Friday, 8 February 2008
St Pancras Revisited
It’s not easy to get past all the hype that’s been flying around this place and vast spaces like this one can numb the critical faculties. At first glance, the impact of the massive roof canopy painted sky blue is astonishing. It’s never looked so enormous or so pristine, at least, in living memory. The restoration of the original fabric is a major triumph and the lighting shows Scott’s architectural details in all their glory. It’s the new infrastructure that I find so disappointing. The subterranean shopping mall has nothing to distinguish it from its numerous suburban counterparts. The retail outlets are clones and have no individual character or distinction. Where commercial considerations come first, we really can’t expect much better but we could have expected a much more imaginative and spectacular train station to match the magnificence and ambition of the original structure.
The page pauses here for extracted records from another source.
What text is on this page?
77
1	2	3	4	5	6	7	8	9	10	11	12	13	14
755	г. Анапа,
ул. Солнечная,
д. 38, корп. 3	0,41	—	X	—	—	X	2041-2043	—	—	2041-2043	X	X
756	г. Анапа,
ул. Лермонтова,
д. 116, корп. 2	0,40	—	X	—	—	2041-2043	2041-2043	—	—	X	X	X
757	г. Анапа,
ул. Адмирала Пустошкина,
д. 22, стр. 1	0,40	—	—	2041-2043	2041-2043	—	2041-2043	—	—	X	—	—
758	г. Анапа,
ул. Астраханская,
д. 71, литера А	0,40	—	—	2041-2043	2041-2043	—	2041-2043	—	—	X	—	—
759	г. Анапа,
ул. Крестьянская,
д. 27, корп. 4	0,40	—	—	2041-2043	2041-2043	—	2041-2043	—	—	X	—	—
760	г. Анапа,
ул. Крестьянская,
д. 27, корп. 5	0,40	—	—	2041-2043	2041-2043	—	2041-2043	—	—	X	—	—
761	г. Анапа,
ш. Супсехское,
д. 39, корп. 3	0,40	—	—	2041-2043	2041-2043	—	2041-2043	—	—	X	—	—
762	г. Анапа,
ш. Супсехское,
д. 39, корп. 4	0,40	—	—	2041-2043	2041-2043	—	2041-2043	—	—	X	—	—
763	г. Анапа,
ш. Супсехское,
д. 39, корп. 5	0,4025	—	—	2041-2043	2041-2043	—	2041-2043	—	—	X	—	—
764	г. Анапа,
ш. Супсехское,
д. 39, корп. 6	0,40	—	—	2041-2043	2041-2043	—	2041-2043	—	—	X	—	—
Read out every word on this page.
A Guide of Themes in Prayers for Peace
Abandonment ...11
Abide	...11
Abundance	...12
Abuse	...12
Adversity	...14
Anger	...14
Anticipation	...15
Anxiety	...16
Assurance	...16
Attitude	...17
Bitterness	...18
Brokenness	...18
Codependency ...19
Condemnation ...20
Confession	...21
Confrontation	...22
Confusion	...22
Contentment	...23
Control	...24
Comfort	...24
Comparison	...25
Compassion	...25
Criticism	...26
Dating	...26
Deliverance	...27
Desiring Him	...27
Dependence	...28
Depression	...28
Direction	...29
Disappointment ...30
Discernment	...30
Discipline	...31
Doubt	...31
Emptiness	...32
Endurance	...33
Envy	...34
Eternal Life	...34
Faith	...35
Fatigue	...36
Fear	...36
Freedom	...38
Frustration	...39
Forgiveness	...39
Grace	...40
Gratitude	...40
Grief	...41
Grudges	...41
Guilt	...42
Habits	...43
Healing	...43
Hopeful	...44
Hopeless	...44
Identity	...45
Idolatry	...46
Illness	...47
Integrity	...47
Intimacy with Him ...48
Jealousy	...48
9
When the rebuilding of Euston Station was completed in the 1960’s the designers were presumably very satisfied with the way in which they had eliminated almost any trace of the actual trains from the concourse. The very things that were the reason for the building’s existence were relegated to a dimly lit concrete basement. There is a bizarre affectation in the British character that deals with engineering technology by concealing it wherever possible lest it should give offence. The designers of British steam locomotives hid the working parts deep in the interior of the bodywork. This made them much more difficult and expensive to repair and service than their more practical European and North American counterparts that carried their engineering on the outer surfaces of the machine. Much of this thinking has persisted into the 21st. century and might explain why the actual trains themselves are so difficult to see at St. Pancras. This technology should be celebrated in the structure and displayed for all to see and not treated as if it were some rather ugly but essential business to be concluded behind closed doors. It is true that the experience of Eurostar travel has virtually none of the sense of adventure, romance or glamour that traditionally attached to international train travel but that is no reason for so ruthlessly excluding all these qualities from the design.
In the end, what we get reflects a sad lack of imagination and an inability to rise to the challenge set by Barlow and Scott in 1868. There are some expensive materials, a champagne bar that stretches almost to Cricklewood and reflective surfaces are everywhere but all this is small consolation for the pedestrian flavour of the design. And then there is the matter of the Meeting Place sculpture.
As a piece of public art, this is very mediocre. Whenever a group of people set out to create something (in their words) “iconic”, the outcome is likely to be dismal. When the group in question is composed of marketing experts, image consultants and PR professionals, the prospect is even more depressing. The choice of sculpture was entirely dictated by the requirement that it be “iconic”. Conceptually shallow, it presents an image both unconvincing and slightly disturbing.
The male figure has a predatory air and the worrying likeness of a Nazi officer straight from central casting. In reality, he’s probably a consultant who trades in PFI schemes while his female partner is perhaps an Event Organizer or a Fashion Buyer for a chain store. Together they resemble outsize participants in a TV perfume ad who have suddenly found themselves immobilized and immortalised in bronze. To my mind, they would be improved by the addition of some bright colour, in the manner of Jeff Koons. Then it would at least be cheerful kitsch instead of pretentious kitsch.